Judul itu juga lebih dari sindiran kecil, sebagaimana Mario Puzo, sang pengarang asli Godfather bermaksud menunjukkan bahwa ada mitologi lain yang besar tumbuh di antara para taipan Asia. Sementara itu, untuk para godfathers, dikemukakan, mereka elite yang tidak khas. Mereka aristokrat ekonomi bekerja sama setengah hati dengan elite lokal.
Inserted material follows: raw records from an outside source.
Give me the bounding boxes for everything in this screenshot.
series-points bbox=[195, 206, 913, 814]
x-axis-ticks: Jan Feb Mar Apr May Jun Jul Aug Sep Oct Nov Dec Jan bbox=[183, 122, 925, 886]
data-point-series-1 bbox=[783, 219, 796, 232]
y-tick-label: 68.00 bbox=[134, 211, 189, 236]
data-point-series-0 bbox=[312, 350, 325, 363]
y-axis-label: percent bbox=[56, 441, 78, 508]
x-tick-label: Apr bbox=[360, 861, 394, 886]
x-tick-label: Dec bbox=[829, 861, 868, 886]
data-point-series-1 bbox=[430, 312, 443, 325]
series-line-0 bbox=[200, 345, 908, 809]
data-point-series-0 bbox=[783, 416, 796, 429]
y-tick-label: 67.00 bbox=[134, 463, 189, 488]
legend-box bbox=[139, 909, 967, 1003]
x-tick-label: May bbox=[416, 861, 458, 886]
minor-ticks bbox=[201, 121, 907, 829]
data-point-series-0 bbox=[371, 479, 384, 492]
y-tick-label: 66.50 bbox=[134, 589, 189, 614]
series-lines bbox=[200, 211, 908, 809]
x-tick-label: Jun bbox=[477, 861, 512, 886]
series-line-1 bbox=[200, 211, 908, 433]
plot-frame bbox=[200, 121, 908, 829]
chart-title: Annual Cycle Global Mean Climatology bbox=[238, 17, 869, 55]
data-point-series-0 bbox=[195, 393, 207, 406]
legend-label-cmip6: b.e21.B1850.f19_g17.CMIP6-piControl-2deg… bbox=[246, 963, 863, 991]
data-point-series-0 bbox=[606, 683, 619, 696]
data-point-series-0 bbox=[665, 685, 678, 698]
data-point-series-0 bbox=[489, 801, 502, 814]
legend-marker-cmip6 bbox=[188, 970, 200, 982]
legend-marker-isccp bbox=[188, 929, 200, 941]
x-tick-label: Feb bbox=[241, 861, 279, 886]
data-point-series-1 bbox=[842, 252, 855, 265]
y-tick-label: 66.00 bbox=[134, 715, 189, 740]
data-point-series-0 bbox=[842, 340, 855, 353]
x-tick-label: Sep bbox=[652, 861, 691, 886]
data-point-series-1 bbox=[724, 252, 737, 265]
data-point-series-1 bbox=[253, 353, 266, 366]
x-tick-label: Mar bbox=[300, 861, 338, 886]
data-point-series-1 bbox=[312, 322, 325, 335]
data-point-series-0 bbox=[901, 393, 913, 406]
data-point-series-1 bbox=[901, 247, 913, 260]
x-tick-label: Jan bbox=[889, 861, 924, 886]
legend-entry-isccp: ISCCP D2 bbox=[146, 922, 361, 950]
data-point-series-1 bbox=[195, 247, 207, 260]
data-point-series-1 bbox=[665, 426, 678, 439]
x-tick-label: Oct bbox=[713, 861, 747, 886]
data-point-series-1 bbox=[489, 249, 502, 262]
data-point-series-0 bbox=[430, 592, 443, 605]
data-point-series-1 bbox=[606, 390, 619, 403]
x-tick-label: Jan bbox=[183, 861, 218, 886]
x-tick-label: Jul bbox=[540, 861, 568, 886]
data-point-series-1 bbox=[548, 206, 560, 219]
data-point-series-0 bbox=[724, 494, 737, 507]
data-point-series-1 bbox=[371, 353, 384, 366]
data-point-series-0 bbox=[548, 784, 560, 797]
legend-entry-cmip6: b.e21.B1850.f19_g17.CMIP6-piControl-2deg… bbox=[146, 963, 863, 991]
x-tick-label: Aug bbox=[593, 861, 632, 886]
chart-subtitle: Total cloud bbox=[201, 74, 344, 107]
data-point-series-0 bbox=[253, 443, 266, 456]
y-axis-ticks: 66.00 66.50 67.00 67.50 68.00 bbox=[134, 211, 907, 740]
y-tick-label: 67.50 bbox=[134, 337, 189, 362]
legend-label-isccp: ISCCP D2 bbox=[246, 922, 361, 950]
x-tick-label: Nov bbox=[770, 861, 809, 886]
Secara kultural, para godfathers adalah bunglon berpendidikan bagus, kosmopolitan, menguasai lebih dari satu bahasa. Pemerintahan yang tersentralisasi kurang meregulasi kompetisi. Namun, terlalu meregulasi akses pasar melalui lisensi yang restriktif dan tender nonkompetitif. Ini dengan sendirinya akan membuat para kapitalis pedagang berhasil naik ke puncak dengan mengarbitrase inefisiensi-inefisiensi yang diciptakan politisi.
Kecenderungan itu diperkuat di Asia Tenggara oleh meluasnya keberadaan ‘demokrasi yang dimanipulasi.’ Seperti terjadi di Singapura, Malaysia, dan Indonesia di bawah Soeharto. Lanskap ekonomi kontemporer Thailand, Malaysia, Indonesia, Filipina, Singapura, dan Hong Kong dibentuk oleh interaksi dua kekuatan sejarah: migrasi dan kolonialisme.
Meski para sejarawan telah memberi perhatian besar pada dampak budaya Tiongkok di Asia, migrasi ke kawasan tenggara dari orang Tiongkok, Persia, Arab, dan India benar-benar mengambil pelajaran berbeda. Kaum migrant bersedia mendekati bentuk-bentuk lokal yang dominan (halaman 5).
Buku dibagi ke dalam tiga segmen besar. Bagian satu berisi tentang godfather zaman dulu. Bagian dua tentang menjadi godfather, yang kemudian dibagi lagi menjadi empat bab. Bagian ketiga berisi tentang godfather masa kini. Mereka mempertahankan yang berharga. Ini dibagi dalam dua bab.
Buku juga menyajikan sepak terjang dan sisi gelap para tokoh godfather dari Thailand, Malaysia, Indonesia, Hong Kong, Macau, hingga Singapura. Tak hanya itu, buku juga melampirkan catatan referensi.